The problem that I'm presented with is as follows:
Let $(x_k)$ be a bounded sequence in $\mathbb{R}^n$, and
let $a$ be a vector in $\mathbb{R}^n$. It is given that $(x_k)$ does not
converge to $a$. (However, there is the possibility that there exist some subsequences of $(x_k)$ which converge to $a$.). Prove that there exists a vector $b \neq a$ in $\mathbb{R}^n$, and indices $1 \leq k(1) < k(2) < \cdots < k(p) < \cdots$ in $\mathbb{N}$, such that
$\lim\limits_{p \to \infty} x_{k(p)} = b$.
If my understanding is correct then what I need to prove is that even if there exists a subsequence of $(x_k)$ which converges to $a$ then there necessarily exists a vector $a\in \mathbb{R}^n$ such that at least one subsequence of $(x_k)$ also converges to $a$.
Here's my proof:
Since $(x_k)$ is a bounded sequence, $\exists m,M\in \mathbb{R}$ such that $m<\|x_k\|<M$ for all $k$. Now, let $m\le x_{k(1)}:=x_1$, $x_{k(2)}:=\{x_i\in(x_k):\|x_i\|=\max\{\|x_{k(1)}\|$, $\|x_2\|\} \text{ and } 1\le i\le 2\}, \dots$, $x_{k(p)}:=\{x_i\in (x_k):\max\{\|x_{k(p-1)}\|, \|x_p\|\}\}, \dots \le M$. By Bolzano-Weierstrass, $(x_{k(p)})$ converges to some vector in $\mathbb{R}^n$. Suppose that this vector is $a$. Now let $M\ge x_{k(1)}:=x_1$, $x_{k(1)}:=x_1$, $x_{k(2)}:=\{x_i\in(x_k):\|x_i\|=\min\{\|x_{k(1)}\|$, $\|x_2\|\} \text{ and } 1\le i\le 2\}, \dots$, $x_{k(p)}:=\{x_i\in (x_k):\min\{\|x_{k(p-1)}\|, \|x_p\|\}\}, \dots \ge m$. Then this subsequene will converge to a vector $b\in\mathbb{R}^n$, with $b\ne a$ since $\|b\|$ can be taken arbitrarily closely to $m$.
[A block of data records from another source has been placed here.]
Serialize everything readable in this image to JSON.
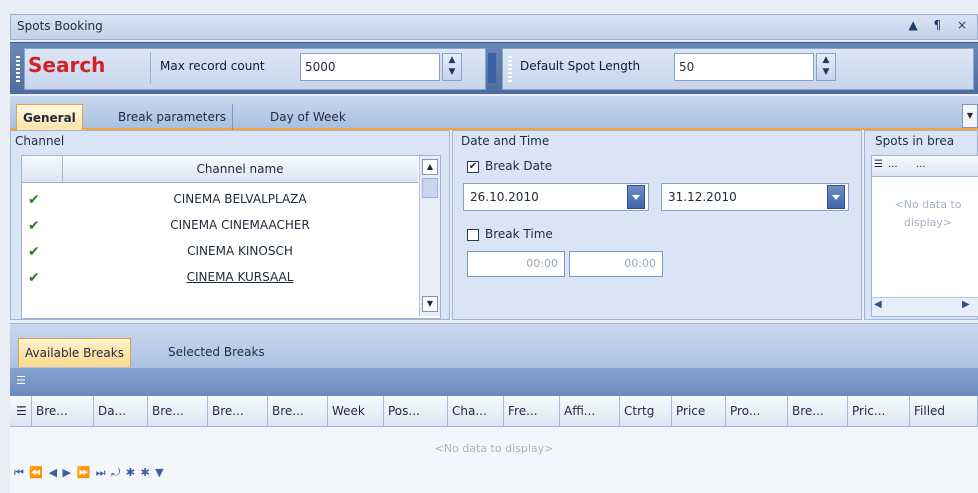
{
  "window": {
    "title": "Spots Booking",
    "controls": "▲ ¶ ×"
  },
  "toolbar": {
    "search_label": "Search",
    "max_record_label": "Max record count",
    "max_record_value": "5000",
    "default_spot_label": "Default Spot Length",
    "default_spot_value": "50"
  },
  "tabs": [
    "General",
    "Break parameters",
    "Day of Week"
  ],
  "channel_panel": {
    "title": "Channel",
    "column_header": "Channel name",
    "rows": [
      "CINEMA BELVALPLAZA",
      "CINEMA CINEMAACHER",
      "CINEMA KINOSCH",
      "CINEMA KURSAAL"
    ]
  },
  "date_panel": {
    "title": "Date and Time",
    "break_date_label": "Break Date",
    "from_date": "26.10.2010",
    "to_date": "31.12.2010",
    "break_time_label": "Break Time",
    "from_time": "00:00",
    "to_time": "00:00"
  },
  "spots_panel": {
    "title": "Spots in brea",
    "col1": "",
    "col2": "...",
    "col3": "...",
    "nodata": "<No data to display>"
  },
  "bottom_tabs": [
    "Available Breaks",
    "Selected Breaks"
  ],
  "grid_columns": [
    "Bre...",
    "Da...",
    "Bre...",
    "Bre...",
    "Bre...",
    "Week",
    "Pos...",
    "Cha...",
    "Fre...",
    "Affi...",
    "Ctrtg",
    "Price",
    "Pro...",
    "Bre...",
    "Pric...",
    "Filled"
  ],
  "grid_nodata": "<No data to display>",
  "navigator": "⏮ ⏪ ◀ ▶ ⏩ ⏭ ⤾ ✱ ✱ ▼"
}
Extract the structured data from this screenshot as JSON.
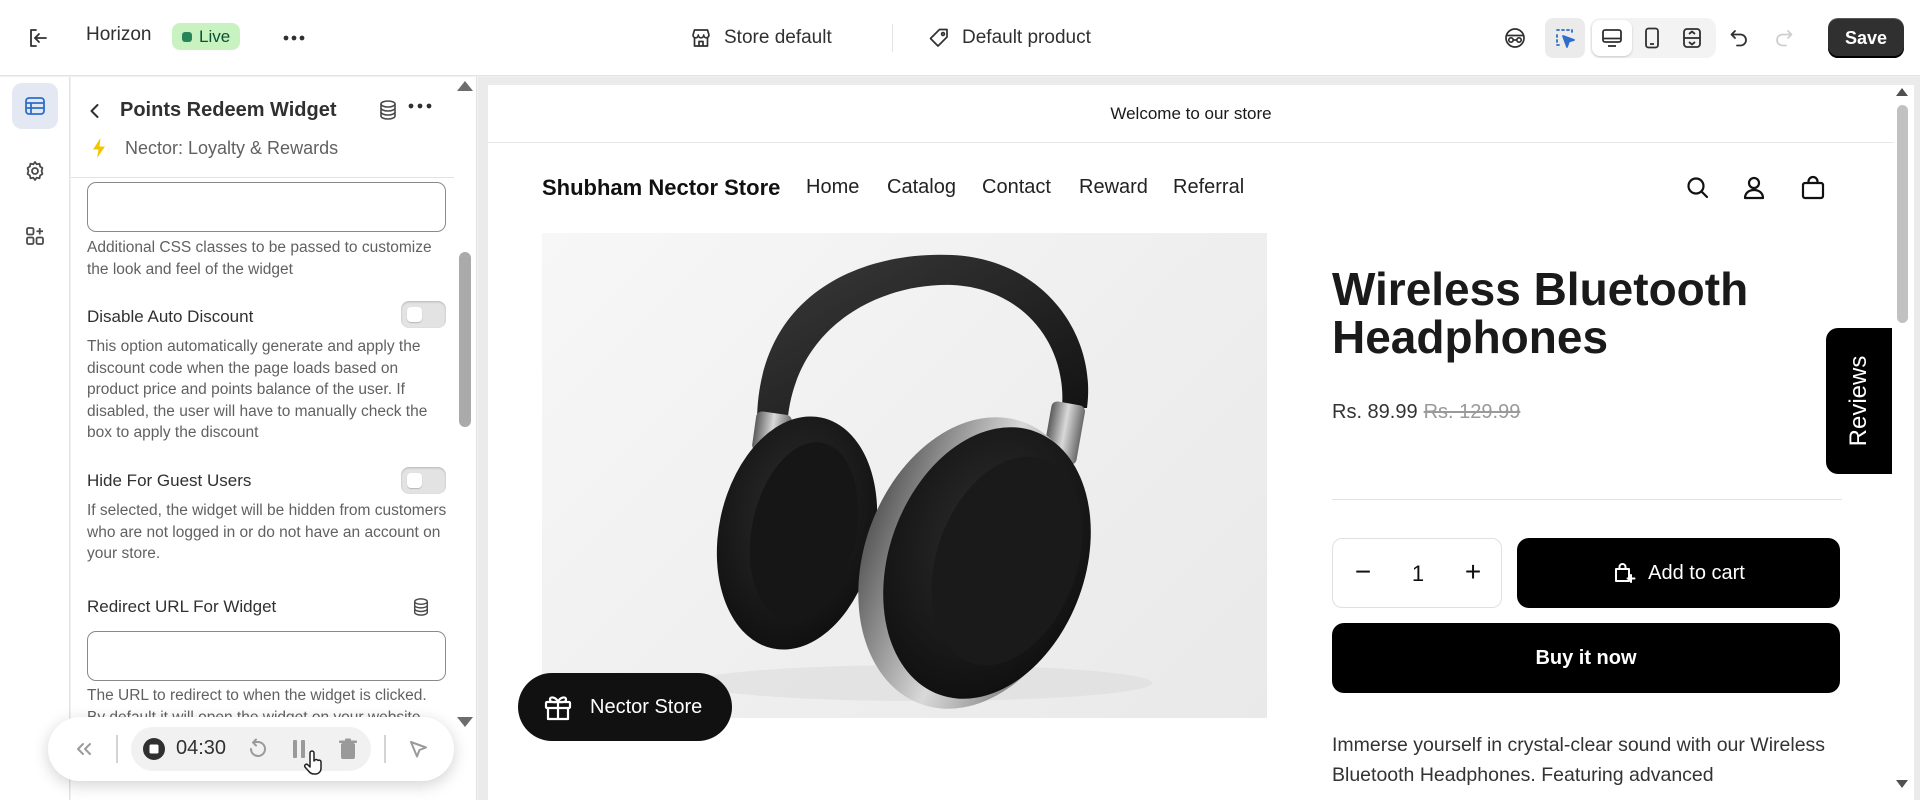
{
  "topbar": {
    "app_name": "Horizon",
    "status_badge": "Live",
    "context_store": "Store default",
    "context_product": "Default product",
    "save_label": "Save"
  },
  "panel": {
    "title": "Points Redeem Widget",
    "subtitle": "Nector: Loyalty & Rewards",
    "css_help": "Additional CSS classes to be passed to customize the look and feel of the widget",
    "disable_auto_discount_label": "Disable Auto Discount",
    "disable_auto_discount_help": "This option automatically generate and apply the discount code when the page loads based on product price and points balance of the user. If disabled, the user will have to manually check the box to apply the discount",
    "disable_auto_discount_on": false,
    "hide_guest_label": "Hide For Guest Users",
    "hide_guest_help": "If selected, the widget will be hidden from customers who are not logged in or do not have an account on your store.",
    "hide_guest_on": false,
    "redirect_label": "Redirect URL For Widget",
    "redirect_help": "The URL to redirect to when the widget is clicked. By default it will open the widget on your website"
  },
  "recorder": {
    "time": "04:30"
  },
  "preview": {
    "announcement": "Welcome to our store",
    "store_name": "Shubham Nector Store",
    "nav": [
      "Home",
      "Catalog",
      "Contact",
      "Reward",
      "Referral"
    ],
    "product_title": "Wireless Bluetooth Headphones",
    "price": "Rs. 89.99",
    "compare_price": "Rs. 129.99",
    "quantity": "1",
    "add_to_cart": "Add to cart",
    "buy_now": "Buy it now",
    "description": "Immerse yourself in crystal-clear sound with our Wireless Bluetooth Headphones. Featuring advanced",
    "nector_button": "Nector Store",
    "reviews_tab": "Reviews"
  },
  "icons": {
    "exit": "exit-icon",
    "more": "more-horizontal-icon",
    "store": "store-icon",
    "tag": "tag-icon",
    "inspector": "inspector-icon",
    "select": "cursor-select-icon",
    "desktop": "desktop-icon",
    "mobile": "mobile-icon",
    "fullwidth": "full-width-icon",
    "undo": "undo-icon",
    "redo": "redo-icon"
  },
  "colors": {
    "live_badge_bg": "#c9f2c1",
    "live_badge_text": "#0c5132",
    "rail_active": "#2c6ecb",
    "save_bg": "#303030",
    "nector_bolt": "#f5c400"
  }
}
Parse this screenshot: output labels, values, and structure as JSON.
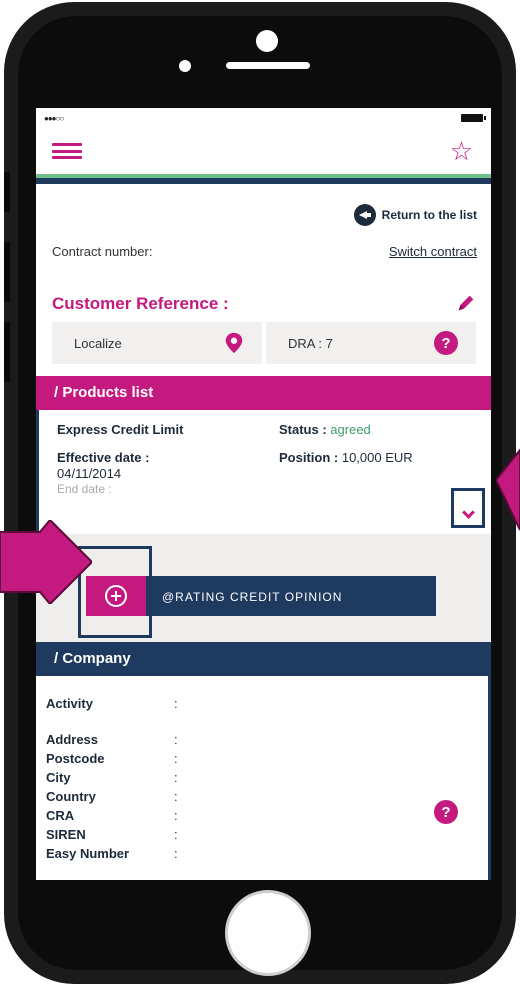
{
  "status_bar": {
    "signal": "●●●○○"
  },
  "header": {
    "menu_icon": "hamburger-icon",
    "favorite_icon": "star-icon"
  },
  "nav": {
    "return_label": "Return to the list"
  },
  "contract": {
    "label": "Contract number:",
    "switch_label": "Switch contract"
  },
  "customer": {
    "title": "Customer Reference :",
    "edit_icon": "pencil-icon"
  },
  "tiles": {
    "localize_label": "Localize",
    "dra_label": "DRA : 7"
  },
  "products": {
    "section_title": "/ Products list",
    "name": "Express Credit Limit",
    "status_label": "Status :",
    "status_value": "agreed",
    "effective_label": "Effective date :",
    "effective_value": "04/11/2014",
    "end_label": "End date :",
    "position_label": "Position :",
    "position_value": "10,000 EUR"
  },
  "rating": {
    "button_label": "@RATING CREDIT OPINION"
  },
  "company": {
    "section_title": "/ Company",
    "fields": [
      "Activity",
      "Address",
      "Postcode",
      "City",
      "Country",
      "CRA",
      "SIREN",
      "Easy Number"
    ],
    "colon": ":"
  },
  "colors": {
    "accent": "#c4197e",
    "navy": "#1e3a5f",
    "green": "#3a9e6a"
  }
}
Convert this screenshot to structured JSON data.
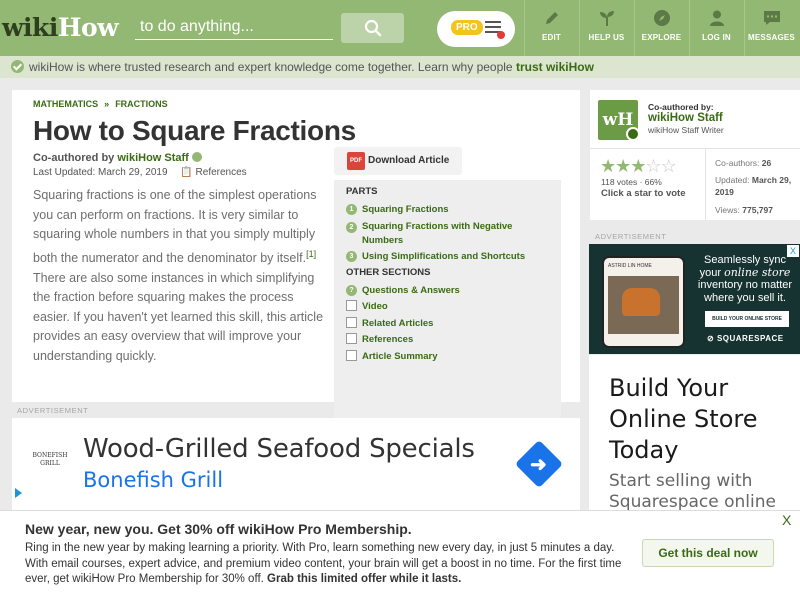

Please let me know what you think about my proof. I'm not very confident that it is quite rigorous. Maybe I misunderstood what actually needs to be proved. Your insight would be much appreciated.
Update: I think the easiest would be to consider subsequences which converge to $\liminf$ and $\limsup$, so there are at least two such subsequences in a bounded sequence.
Best Answer
Hint:
The sequence must have at least two limit points. Bolzano-Weierstrass guarantees at least one, say $b.$ Since $(x_n)$ is not convergent show there must be an $\epsilon > 0$ and a subsequence $x_{n_j}$ such that $\|x_{n_j} - b \| > \epsilon$ and notice that $(x_{n_j})$ is another bounded sequence.
Addendum
To construct the above subsequence note that the total sequence is not convergent and, in particular, not convergent to $b$. Negating the definition of convergence, there exists $\epsilon > 0$ such that for every $N \in \mathbb{N}$ there exists an integer $n \geqslant N$ such that $\|x_n - b \| > \epsilon$.
With $N = 1$ there exists $n_1 \geqslant 1$ such that $\|x_{n_1} - b\| > \epsilon$. Using induction, suppose we have $n_1 < n_2 < \ldots < n_m$ such that $\|x_{n_j} - b \| > \epsilon$ for $1 \leqslant j \leqslant m$. There must exist an integer $n_{m+1} \geqslant n_m +1 > n_m$ such that $\|x_{n_{m+1}} - b \| > \epsilon$. By induction, we have constructed a subsequence $(x_{n_j})$ that fails to converge to $b$. This subsequence is bounded and thus has a convergent subsequence (which also is a subsequence of $(x_n)$) that converges to some $b' \neq b$. Hence, there are at least two limit points.